At the top level we either end up with functions, or we do not. Writing good exception handling, in my opinion is about getting rid of grey areas. The function did what it was told to do, or it didn't.
There is, as you say, a lot that can go wrong. You won't catch a bad cast there by the way. If the symbol exists but is not the type you are casting it to, you will just get a nasty shock later.
If you were to avoid exceptions you will need somewhere to report the error. As your LoadFunctions and GetFunctionFactory() do not know how you wish to handle the error (log it? print it to stderr? Put up a message box?) The only thing it can do is generate the error.
A common way do to that in C is to pass in a parameter into which it can put the error if one occurs, and for each function to "check" success before continuing. This can make the flow rather tricky.
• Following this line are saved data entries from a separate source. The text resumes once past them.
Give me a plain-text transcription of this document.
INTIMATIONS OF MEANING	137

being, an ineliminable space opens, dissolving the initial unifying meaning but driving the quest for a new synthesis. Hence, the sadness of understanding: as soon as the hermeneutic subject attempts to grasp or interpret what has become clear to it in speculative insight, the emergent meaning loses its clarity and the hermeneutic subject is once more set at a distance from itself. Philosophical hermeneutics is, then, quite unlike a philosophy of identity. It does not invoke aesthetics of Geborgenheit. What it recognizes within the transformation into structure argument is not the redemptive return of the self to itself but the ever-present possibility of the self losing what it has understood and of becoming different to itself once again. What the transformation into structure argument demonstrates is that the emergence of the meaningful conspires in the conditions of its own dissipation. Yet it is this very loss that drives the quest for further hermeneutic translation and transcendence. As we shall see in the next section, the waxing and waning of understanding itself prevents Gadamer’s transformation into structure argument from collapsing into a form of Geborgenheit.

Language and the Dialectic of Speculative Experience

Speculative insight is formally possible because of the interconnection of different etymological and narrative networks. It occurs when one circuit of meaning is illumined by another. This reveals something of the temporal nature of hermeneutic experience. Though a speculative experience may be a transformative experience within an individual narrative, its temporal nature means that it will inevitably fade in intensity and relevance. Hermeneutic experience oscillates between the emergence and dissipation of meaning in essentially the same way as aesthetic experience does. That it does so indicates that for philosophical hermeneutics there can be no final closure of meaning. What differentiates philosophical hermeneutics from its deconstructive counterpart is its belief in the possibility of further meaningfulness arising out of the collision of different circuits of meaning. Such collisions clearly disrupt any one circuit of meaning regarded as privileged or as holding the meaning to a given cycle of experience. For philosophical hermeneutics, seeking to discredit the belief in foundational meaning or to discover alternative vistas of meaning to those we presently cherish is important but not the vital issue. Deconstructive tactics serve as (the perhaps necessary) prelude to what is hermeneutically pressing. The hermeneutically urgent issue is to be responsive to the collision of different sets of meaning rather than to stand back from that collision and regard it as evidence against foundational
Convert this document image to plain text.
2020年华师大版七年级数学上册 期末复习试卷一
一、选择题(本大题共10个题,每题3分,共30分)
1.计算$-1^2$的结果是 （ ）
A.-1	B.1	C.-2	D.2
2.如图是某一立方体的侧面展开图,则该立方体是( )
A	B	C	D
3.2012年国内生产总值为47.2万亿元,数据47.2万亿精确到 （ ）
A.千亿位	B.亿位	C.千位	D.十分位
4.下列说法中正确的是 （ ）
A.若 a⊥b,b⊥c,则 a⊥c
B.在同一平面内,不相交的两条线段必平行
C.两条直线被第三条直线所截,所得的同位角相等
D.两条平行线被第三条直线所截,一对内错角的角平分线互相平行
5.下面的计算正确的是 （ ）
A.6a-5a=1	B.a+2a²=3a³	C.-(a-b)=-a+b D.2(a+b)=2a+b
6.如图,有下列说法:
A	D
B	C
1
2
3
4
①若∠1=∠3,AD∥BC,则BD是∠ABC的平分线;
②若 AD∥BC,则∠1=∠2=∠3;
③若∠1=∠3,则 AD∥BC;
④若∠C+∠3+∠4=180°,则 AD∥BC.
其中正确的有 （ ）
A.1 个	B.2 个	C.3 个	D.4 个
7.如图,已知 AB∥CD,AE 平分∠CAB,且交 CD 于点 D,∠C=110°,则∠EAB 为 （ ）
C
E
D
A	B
The C++ concept of "throwing" the exception means that you do not need to keep passing a pointer (or reference) through each function. Where the error occurs you generate it and "throw" it - a bit like "shouting" it. This causes all code (other than cleanup in destructors) to halt until it finds a catcher that handles the error the way that is required.
Note that exceptions should only generally be used to handle errors, not a normal occurrence like encountering "end of file" when this is the way you know a read has completed.
Using exceptions instead of return-values (or any other method) is not supposed to change the behaviour of the code, only how it is written and organized. That means basically that first you decide what your recovery of a certain error is, be it more graceful or less, then you write the code to perform that.
Most experienced programmers (all practically) agree that exceptions are a much better method than return values. You can't see the big difference in short examples of a few functions, but in real systems of thousands of functions and types you would see it clearly. I will not get into more details of how it is better.
I suggest anyway you should just get yourself used to using exceptions by default. However note that using exceptions has some somewhat delicate issues (e.g. RAII http://en.wikipedia.org/wiki/RAII), that ultimately make your code better, but you should read about them in a book (I won't be able to describe here and feel that I do justice to the subject).
I think the book "Effective c++ / Scott Meyer" deals with that, certainly "Exceptional C++ / Herb Sutter". These books are a good jump start for any c++ developer if you havent read them anyway.